I'm off reading it again.
Olivier5
 
  1  
Reply Sun 9 Feb, 2014 08:44 am
@spendius,
What do you make of the reference to Aristaeus and Thetis? He is quoting a story by Virgil. Do you know that story by any chance?

http://www.authorama.com/remembrance-of-things-past-1.html
edgarblythe
 
  1  
Reply Sun 9 Feb, 2014 09:11 am
“As for you and your heart and the things you said and didn't say, she will remember them all when men are fairy tales in books written by rabbits.”
― Peter S. Beagle, The Last Unicorn
0 Replies
 
vonny
 
  1  
Reply Sun 9 Feb, 2014 09:24 am
@spendius,
Quote:
Tripe vonny.

Was Mr Mackay a dour Scotsman?


Harvey Mackay (born 1932 in Saint Paul, Minnesota) is a businessman and columnist. Mackay is perhaps best known as the author of five business bestsellers. He is a nationally syndicated columnist, and one of America's most popular business speakers. He is also founder, Chairman and CEO of Mackay Envelope Corporation, whose story he tells in anecdotes sprinkled throughout his books.
spendius
 
  0  
Reply Sun 9 Feb, 2014 09:29 am
@Olivier5,
Quote:
What do you make of the reference to Aristaeus and Thetis?

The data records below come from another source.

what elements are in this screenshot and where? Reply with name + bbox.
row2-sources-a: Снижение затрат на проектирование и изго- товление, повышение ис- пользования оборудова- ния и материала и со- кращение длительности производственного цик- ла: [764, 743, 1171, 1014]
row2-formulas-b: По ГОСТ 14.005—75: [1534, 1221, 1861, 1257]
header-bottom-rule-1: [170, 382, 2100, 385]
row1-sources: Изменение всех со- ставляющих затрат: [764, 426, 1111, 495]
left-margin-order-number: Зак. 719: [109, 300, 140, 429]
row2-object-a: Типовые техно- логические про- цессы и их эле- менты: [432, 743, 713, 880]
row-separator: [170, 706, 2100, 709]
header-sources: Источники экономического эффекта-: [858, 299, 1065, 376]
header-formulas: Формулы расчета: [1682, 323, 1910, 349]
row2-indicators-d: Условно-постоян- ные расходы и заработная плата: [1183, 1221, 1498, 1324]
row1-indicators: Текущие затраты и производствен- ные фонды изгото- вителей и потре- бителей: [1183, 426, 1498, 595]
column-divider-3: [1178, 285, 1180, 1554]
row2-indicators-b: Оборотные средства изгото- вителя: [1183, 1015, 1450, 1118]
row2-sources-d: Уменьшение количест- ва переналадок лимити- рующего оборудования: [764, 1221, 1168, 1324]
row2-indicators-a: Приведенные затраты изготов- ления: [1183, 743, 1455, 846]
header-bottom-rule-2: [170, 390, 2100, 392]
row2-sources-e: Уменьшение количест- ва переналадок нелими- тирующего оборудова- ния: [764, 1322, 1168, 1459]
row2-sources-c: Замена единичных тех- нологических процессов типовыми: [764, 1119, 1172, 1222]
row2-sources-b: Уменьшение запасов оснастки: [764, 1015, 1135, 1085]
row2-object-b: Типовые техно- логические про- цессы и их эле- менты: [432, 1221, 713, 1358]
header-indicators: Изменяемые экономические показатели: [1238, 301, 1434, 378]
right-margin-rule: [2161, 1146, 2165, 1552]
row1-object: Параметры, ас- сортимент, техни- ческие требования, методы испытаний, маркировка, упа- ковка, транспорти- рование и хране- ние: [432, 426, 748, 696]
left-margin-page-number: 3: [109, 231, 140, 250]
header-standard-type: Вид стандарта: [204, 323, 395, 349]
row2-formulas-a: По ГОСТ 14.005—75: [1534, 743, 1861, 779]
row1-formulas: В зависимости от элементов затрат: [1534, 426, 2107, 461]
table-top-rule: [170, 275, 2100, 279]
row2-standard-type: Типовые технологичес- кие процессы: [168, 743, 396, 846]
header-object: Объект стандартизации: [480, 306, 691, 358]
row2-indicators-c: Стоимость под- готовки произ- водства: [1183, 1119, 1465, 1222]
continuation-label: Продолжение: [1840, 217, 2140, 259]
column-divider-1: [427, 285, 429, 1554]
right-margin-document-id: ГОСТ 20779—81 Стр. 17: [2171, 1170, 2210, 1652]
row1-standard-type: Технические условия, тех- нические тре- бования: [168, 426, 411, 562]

As my persistent down-thumber is determined to reduce the thread to his or her own level, I had better not say.

The mythological figures are not introduced gratuitously but one might have to be on a second reading to see that.
0 Replies
 
spendius
 
  0  
Reply Sun 9 Feb, 2014 09:36 am
@vonny,
Quote:
You can win more friends with your ears than with your mouth. People who feel like they're being listened to feel accepted and appreciated. They feel like they're being taken seriously and what they say really matters.
Harvey Mackay


Harvey Mackay.

A bit patronising eh, not to say manipulative.
vonny
 
  2  
Reply Sun 9 Feb, 2014 09:39 am
@spendius,
Laughing Laughing Laughing
0 Replies
 
Advocate
 
  1  
Reply Sun 9 Feb, 2014 11:10 am
"There is always an easy solution to every human problem -- neat, plausible, and wrong."
- H.L. Mencken
0 Replies
 
vonny
 
  3  
Reply Sun 9 Feb, 2014 02:26 pm
What helps luck is a habit of watching for opportunities, of having a patient but restless mind, of sacrificing one's ease or vanity, or uniting a love of detail to foresight, and of passing through hard times bravely and cheerfully.
- Victor Cherbuliez

spendius
 
  -1  
Reply Sun 9 Feb, 2014 03:13 pm
@vonny,
"It's being so cheerful as keeps me going."

Mona Lott.
anonymously99
 
  -1  
Reply Sun 9 Feb, 2014 07:57 pm
@spendius,
0 Replies
 
edgarblythe
 
  1  
Reply Mon 10 Feb, 2014 06:03 am
“There comes a time in a man's life when to get where he has to go--if there are no doors or windows--he walks through a wall.”
― Bernard Malamud
anonymously99
 
  3  
Reply Mon 10 Feb, 2014 10:45 am
@edgarblythe,
The most beautiful people we have known are those who have known defeat, known suffering, known struggle, known loss, and have found their way out of the depths. These persons have an appreciation, a sensitivity, and an understanding of life that fills them with compassion, gentleness, and a deep loving concern. Beautiful people do not just happen.

-- Elisabeth Kübler-Ross
Germlat
 
  1  
Reply Mon 10 Feb, 2014 12:59 pm
@anonymously99,
Loving it. Cannot argue with this.
spendius
 
  0  
Reply Mon 10 Feb, 2014 02:44 pm
@Germlat,
I can. It says that if you haven't known defeat, suffering, struggle and loss, and have found your way out of the depths, you can't be beautiful. And that those who have known those things and have not yet found their way out of the depth can't be beautiful either.

Which is not a beautiful idea to me.